A Himpossible Tale

[All] [that was not her]

[All that] [was not her]

[All that was] [not her]

[All that was not] [her]

Lists, he made, a kind of series.

When is a series a set?

To close a set, the all, requires the exception: her.

Beverly as exception.

A woman.

This woman.

She whose existence lodges itself somewhere between [all that] and [all that was.]

A writing after the fact that fails a second time to write that which was impossible to grasp the first time.

The impossibility of writing her: she floats in those spaces somewhere between the words that do not represent [her].

The enigma, the void, the empty set, the [not] in the [that] [that was] Beverley.

The emptiness as necessary to positing that she exists, even if he cannot tell us who she was.

Who would believe him?

The not-all: Beverly as singularity against the universality of a class (logic and socio-logic).

A universality necessary for (or consequence of) the mark of this One life, against the lure of the image; his two Beverlies: lies, and Believers.

The image is deadly. To bin it, to let it fall, may also indicate having traversed a threshold.

Hope is on the side of inaction. An act must be brought to the power of the signifier. Suicide or otherwise.

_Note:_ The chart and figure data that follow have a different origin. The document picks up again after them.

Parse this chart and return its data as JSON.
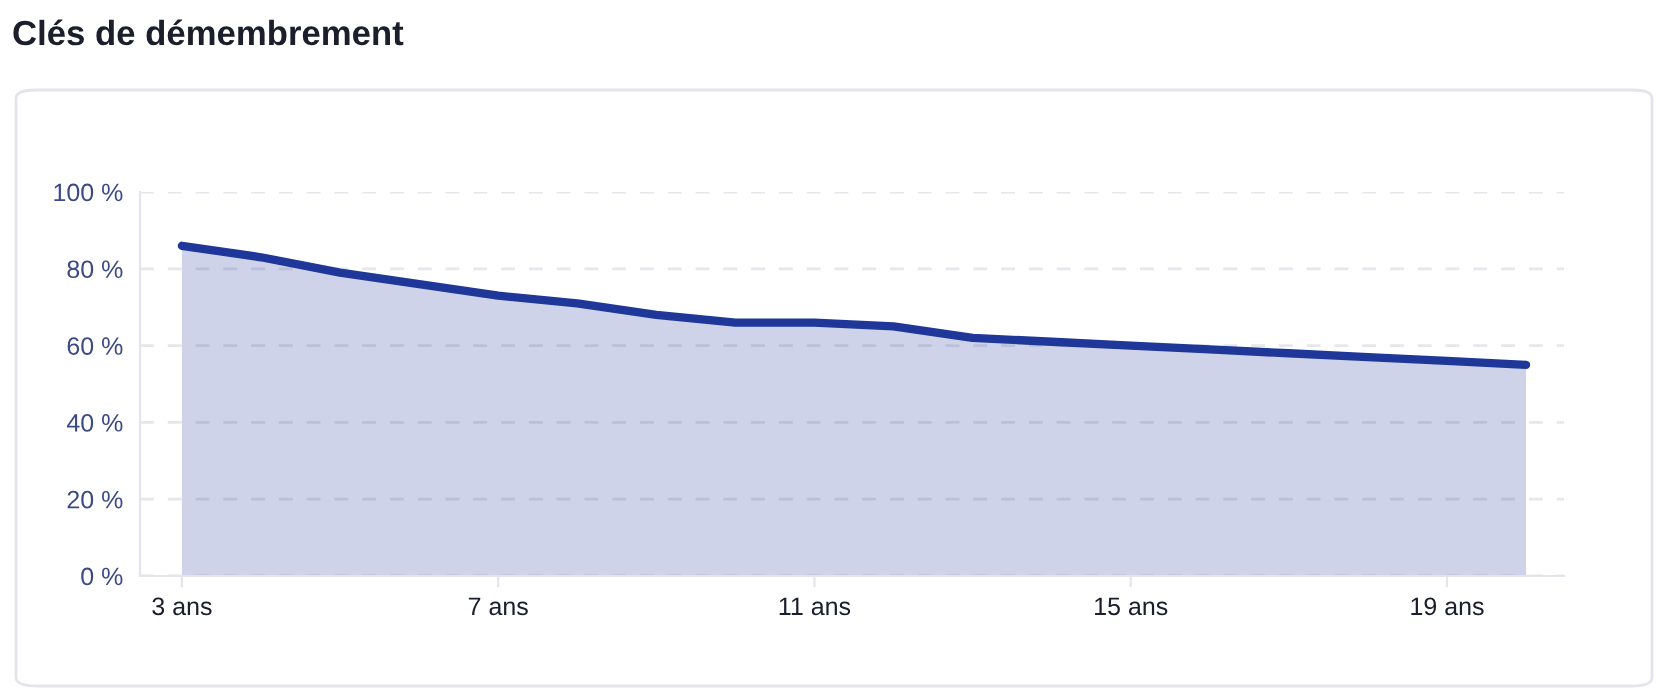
{
  "chart_data": {
    "type": "area",
    "title": "Clés de démembrement",
    "categories": [
      "3 ans",
      null,
      null,
      null,
      "7 ans",
      null,
      null,
      null,
      "11 ans",
      null,
      null,
      null,
      "15 ans",
      null,
      null,
      null,
      "19 ans",
      null
    ],
    "series": [
      {
        "color": "#1e3799",
        "values": [
          86,
          83,
          79,
          76,
          73,
          71,
          68,
          66,
          66,
          65,
          62,
          61,
          60,
          59,
          58,
          57,
          56,
          55
        ]
      }
    ],
    "ylim": [
      0,
      100
    ],
    "yticks": [
      {
        "value": 0,
        "label": "0 %"
      },
      {
        "value": 20,
        "label": "20 %"
      },
      {
        "value": 40,
        "label": "40 %"
      },
      {
        "value": 60,
        "label": "60 %"
      },
      {
        "value": 80,
        "label": "80 %"
      },
      {
        "value": 100,
        "label": "100 %"
      }
    ],
    "grid": "y",
    "legend": false
  }
}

A response from the letter. Not a note.

A mark of the Himpossible. Not a Himmoral tale.

To write hurt.

Her tuh.

Anthony Stavrianakis is a researcher (chargé de recherche) at the Centre National de la Recherche Scientifique, based at the Laboratoire d’Ethnologie et de Sociologie Comparative, Université Paris Nanterre. He is the coauthor, with Paul Rabinow, of a trilogy of books about the form, logic, and ethics of anthropological inquiry, and author of Leaving (University of California Press, 2020), an inquiry into the practice of assisted suicide in Switzerland.